A cashless economy refers to a system where most transactions are conducted using digital
payment methods instead of cash. The success or failure of a cashless economy can be
evaluated based on several aspects, including:

1. Convenience: One of the main advantages of a cashless economy is convenience.


Digital payment methods such as credit/debit cards, mobile wallets, and online
banking can make transactions faster, easier, and more secure.

2. Financial inclusion: A cashless economy can promote financial inclusion by


allowing people who don't have access to traditional banking services to participate in
the economy through mobile wallets and other digital payment methods.

3. Cost-effectiveness: Digital transactions can be cheaper than cash transactions


because they eliminate the need for physical currency and associated expenses such as
printing, transportation, and security.

4. Privacy and security: Digital payment methods can enhance privacy and security by
allowing for more secure and traceable transactions. However, they can also raise
concerns about privacy breaches and cyber-attacks.

5. Security: Another advantage of going cashless is the increased security it provides.

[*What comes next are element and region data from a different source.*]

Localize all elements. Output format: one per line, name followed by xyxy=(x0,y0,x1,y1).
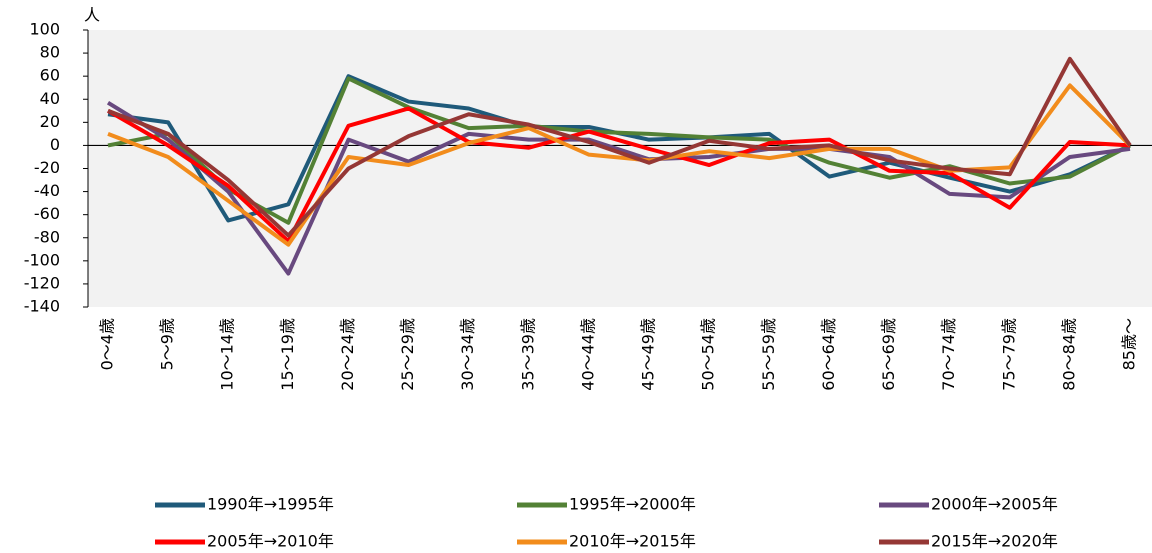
y-tick-label: 40 xyxy=(40,89,60,108)
x-tick-label: 75～79歳 xyxy=(999,318,1018,391)
x-tick-label: 10～14歳 xyxy=(218,318,237,391)
x-tick-label: 25～29歳 xyxy=(398,318,417,391)
y-tick-label: -120 xyxy=(24,273,60,292)
y-tick-label: 20 xyxy=(40,112,60,131)
legend-label: 2015年→2020年 xyxy=(931,532,1058,551)
x-tick-label: 50～54歳 xyxy=(699,318,718,391)
y-tick-label: 80 xyxy=(40,43,60,62)
series-line xyxy=(107,56,1132,238)
y-tick-label: -40 xyxy=(34,181,60,200)
x-tick-label: 60～64歳 xyxy=(819,318,838,391)
y-unit: 人 xyxy=(84,6,100,25)
legend-label: 2005年→2010年 xyxy=(207,532,334,551)
x-tick-label: 20～24歳 xyxy=(338,318,357,391)
y-tick-label: 0 xyxy=(50,135,60,154)
y-tick-label: -140 xyxy=(24,297,60,316)
y-tick-label: 100 xyxy=(29,20,60,39)
x-tick-label: 0～4歳 xyxy=(98,318,117,370)
x-tick-label: 45～49歳 xyxy=(639,318,658,391)
x-tick-label: 5～9歳 xyxy=(158,318,177,370)
series-line xyxy=(107,106,1131,244)
x-tick-label: 55～59歳 xyxy=(759,318,778,391)
legend-label: 1995年→2000年 xyxy=(569,495,696,514)
y-tick-label: -80 xyxy=(34,227,60,246)
legend-label: 2010年→2015年 xyxy=(569,532,696,551)
y-tick-label: -60 xyxy=(34,204,60,223)
series-line xyxy=(106,101,1131,276)
x-tick-label: 15～19歳 xyxy=(278,318,297,391)
x-tick-label: 65～69歳 xyxy=(879,318,898,391)
x-tick-label: 30～34歳 xyxy=(458,318,477,391)
x-tick-label: 80～84歳 xyxy=(1059,318,1078,391)
x-tick-label: 85歳～ xyxy=(1120,318,1139,370)
y-tick-label: -100 xyxy=(24,250,60,269)
legend-label: 2000年→2005年 xyxy=(931,495,1058,514)
x-tick-label: 70～74歳 xyxy=(939,318,958,391)
y-tick-label: 60 xyxy=(40,66,60,85)
legend-label: 1990年→1995年 xyxy=(207,495,334,514)
x-tick-label: 35～39歳 xyxy=(518,318,537,391)
y-tick-label: -20 xyxy=(34,158,60,177)
x-tick-label: 40～44歳 xyxy=(578,318,597,391)
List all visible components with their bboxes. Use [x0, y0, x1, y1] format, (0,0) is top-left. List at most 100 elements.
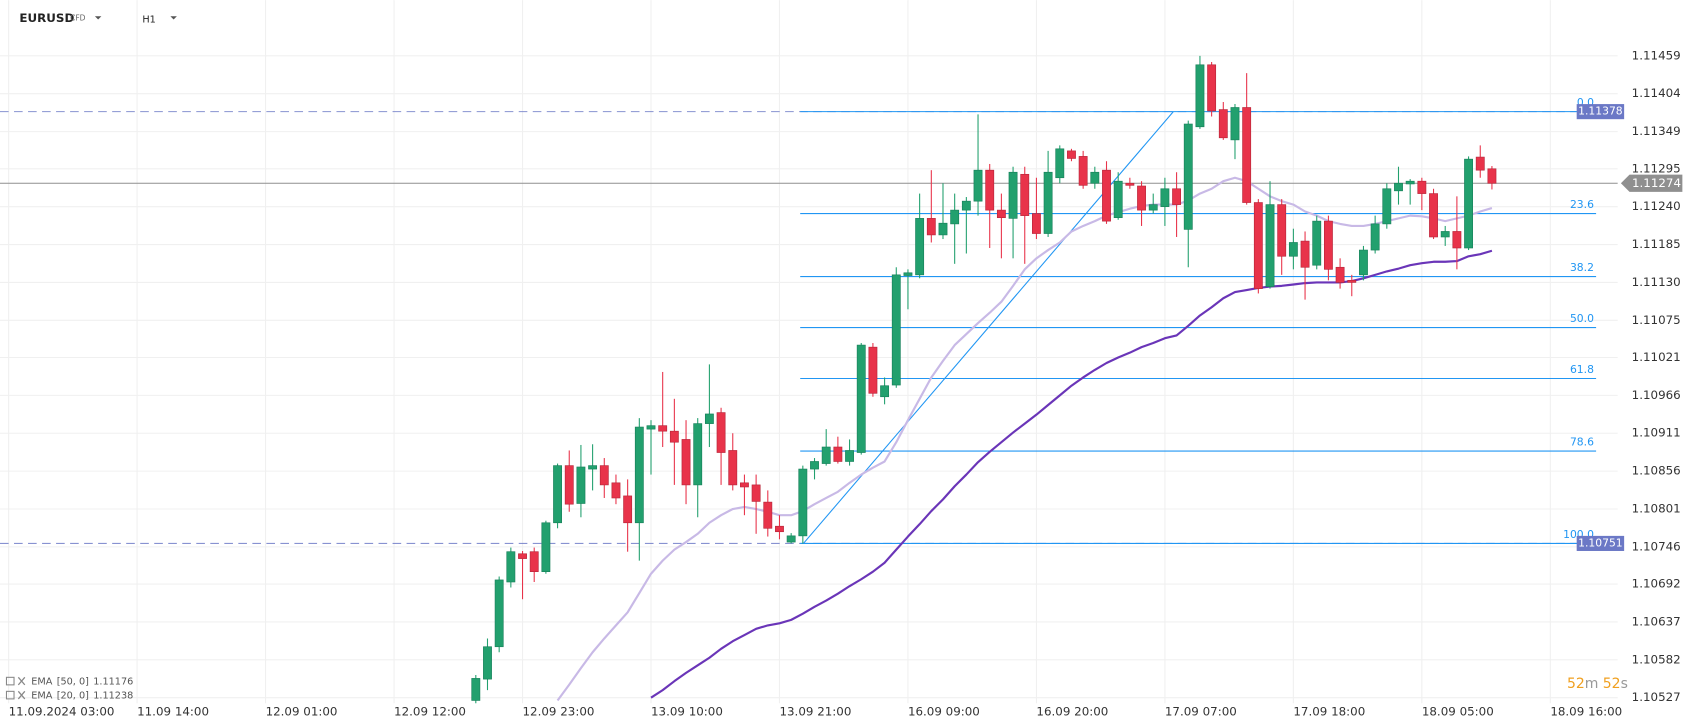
candle-body	[1218, 109, 1228, 139]
candle-body	[494, 579, 504, 648]
candle-body	[704, 413, 714, 424]
candle-body	[1172, 188, 1182, 205]
x-tick-label: 17.09 07:00	[1165, 704, 1237, 718]
legend-name: EMA	[31, 691, 52, 702]
candle-body	[1207, 64, 1217, 112]
candle-body	[1452, 231, 1462, 249]
candle-body	[833, 446, 843, 462]
y-tick-label: 1.11075	[1632, 313, 1681, 327]
plot-area	[0, 55, 1618, 704]
legend-name: EMA	[31, 677, 52, 688]
candle-body	[1137, 185, 1146, 211]
candle-body	[798, 468, 808, 537]
candle-body	[1487, 168, 1497, 184]
candle-body	[740, 482, 749, 488]
candle-body	[576, 466, 586, 504]
y-tick-label: 1.11130	[1632, 275, 1681, 289]
legend: EMA [50, 0] 1.11176 EMA [20, 0] 1.11238	[31, 677, 133, 702]
candle-body	[1464, 158, 1473, 249]
timeframe[interactable]: H1	[142, 14, 155, 25]
fib-level-label: 38.2	[1570, 261, 1594, 274]
fib-level-label: 23.6	[1570, 198, 1594, 211]
candle-body	[1148, 204, 1158, 211]
y-tick-label: 1.10582	[1632, 652, 1681, 666]
candle-body	[716, 412, 726, 453]
candle-body	[926, 218, 936, 236]
candle-body	[1055, 148, 1065, 179]
symbol-dropdown[interactable]	[94, 16, 102, 20]
candle-body	[588, 465, 598, 470]
candle-body	[693, 423, 703, 486]
candle-body	[658, 425, 668, 432]
candle-body	[751, 484, 761, 502]
fib-level-label: 78.6	[1570, 435, 1594, 448]
candle-body	[669, 430, 679, 443]
countdown-seconds-unit: s	[1621, 676, 1628, 692]
y-tick-label: 1.10966	[1632, 388, 1681, 402]
candle-body	[1113, 180, 1123, 219]
x-tick-label: 16.09 09:00	[908, 704, 980, 718]
candle-body	[1160, 188, 1170, 207]
candle-body	[1347, 280, 1357, 283]
candle-body	[1440, 231, 1450, 238]
x-tick-label: 11.09.2024 03:00	[9, 704, 115, 718]
candle-body	[1043, 171, 1053, 234]
y-tick-label: 1.10911	[1632, 426, 1681, 440]
candle-body	[681, 439, 691, 486]
candle-body	[623, 495, 633, 524]
x-tick-label: 18.09 16:00	[1550, 704, 1622, 718]
candle-body	[564, 465, 574, 505]
candle-body	[1429, 193, 1438, 238]
candle-body	[483, 646, 492, 680]
candle-body	[973, 169, 983, 202]
candle-body	[1382, 188, 1392, 225]
candle-body	[845, 450, 854, 462]
candle-body	[1183, 123, 1193, 230]
timeframe-dropdown[interactable]	[170, 16, 177, 20]
price-badge	[1576, 104, 1625, 120]
y-tick-label: 1.10527	[1632, 690, 1681, 704]
candle-body	[950, 209, 960, 225]
legend-icons	[5, 676, 26, 700]
candle-body	[868, 346, 878, 394]
candle-body	[1359, 249, 1368, 276]
legend-value: 1.11176	[93, 677, 133, 688]
candle-body	[856, 344, 866, 453]
candle-body	[1253, 202, 1263, 289]
candle-body	[880, 385, 890, 398]
x-tick-label: 13.09 10:00	[651, 704, 723, 718]
y-tick-label: 1.11295	[1632, 161, 1681, 175]
axes: 1.11459 1.11404 1.11349 1.11295 1.11240 1.111…	[9, 48, 1683, 718]
x-tick-label: 16.09 20:00	[1036, 704, 1108, 718]
grid	[0, 0, 1618, 704]
candle-body	[1265, 204, 1275, 287]
candle-body	[1008, 171, 1018, 219]
candle-body	[1032, 213, 1041, 234]
candle-body	[1242, 107, 1252, 203]
legend-params: [50, 0]	[57, 677, 89, 688]
y-tick-label: 1.10746	[1632, 539, 1681, 553]
candle-body	[1475, 156, 1485, 171]
candle-body	[1078, 156, 1088, 186]
candle-body	[763, 501, 773, 529]
countdown-minutes-unit: m	[1585, 676, 1599, 692]
candle-body	[541, 522, 551, 572]
y-tick-label: 1.11240	[1632, 199, 1681, 213]
candle-body	[938, 222, 948, 236]
x-tick-label: 12.09 12:00	[394, 704, 466, 718]
candle-body	[553, 465, 562, 524]
candle-body	[1300, 240, 1310, 268]
last-price-badge	[1620, 174, 1683, 192]
x-tick-label: 13.09 21:00	[779, 704, 851, 718]
candle-body	[1405, 180, 1415, 185]
countdown-minutes: 52	[1567, 676, 1585, 692]
symbol[interactable]: EURUSD	[19, 11, 74, 25]
instrument-type: CFD	[70, 13, 86, 22]
price-badge	[1576, 535, 1625, 551]
candle-body	[1417, 180, 1427, 194]
candle-body	[1312, 220, 1322, 266]
candle-body	[996, 209, 1006, 219]
y-tick-label: 1.10692	[1632, 577, 1681, 591]
candle-body	[891, 274, 901, 386]
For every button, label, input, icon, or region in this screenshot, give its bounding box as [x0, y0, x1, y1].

Digital transactions can be more secure than carrying around cash, as there is less risk
of theft or loss.

6. Impact on cash-dependent sectors: Some sectors, such as informal and cash-


dependent businesses, may face challenges in transitioning to a cashless economy,
which could affect their livelihoods.

7. Dependence on technology: One potential drawback of a cashless economy is the


increased dependence on technology. If digital systems fail or are hacked, it could
lead to a breakdown in the economy.

8. Exclusion: Another potential issue is the risk of excluding people who may not have
access to the technology required for digital transactions, such as older people or
those in rural areas.

9. Impact on the informal sector: A cashless economy could also have an impact on
the informal sector, which relies heavily on cash transactions. It could be challenging
for small businesses and street vendors to adapt to a cashless economy.

10. Government policies: Government policies and regulations can play a crucial role in
the success or failure of a cashless economy. For example, incentives could be offered
to encourage people to adopt digital transactions.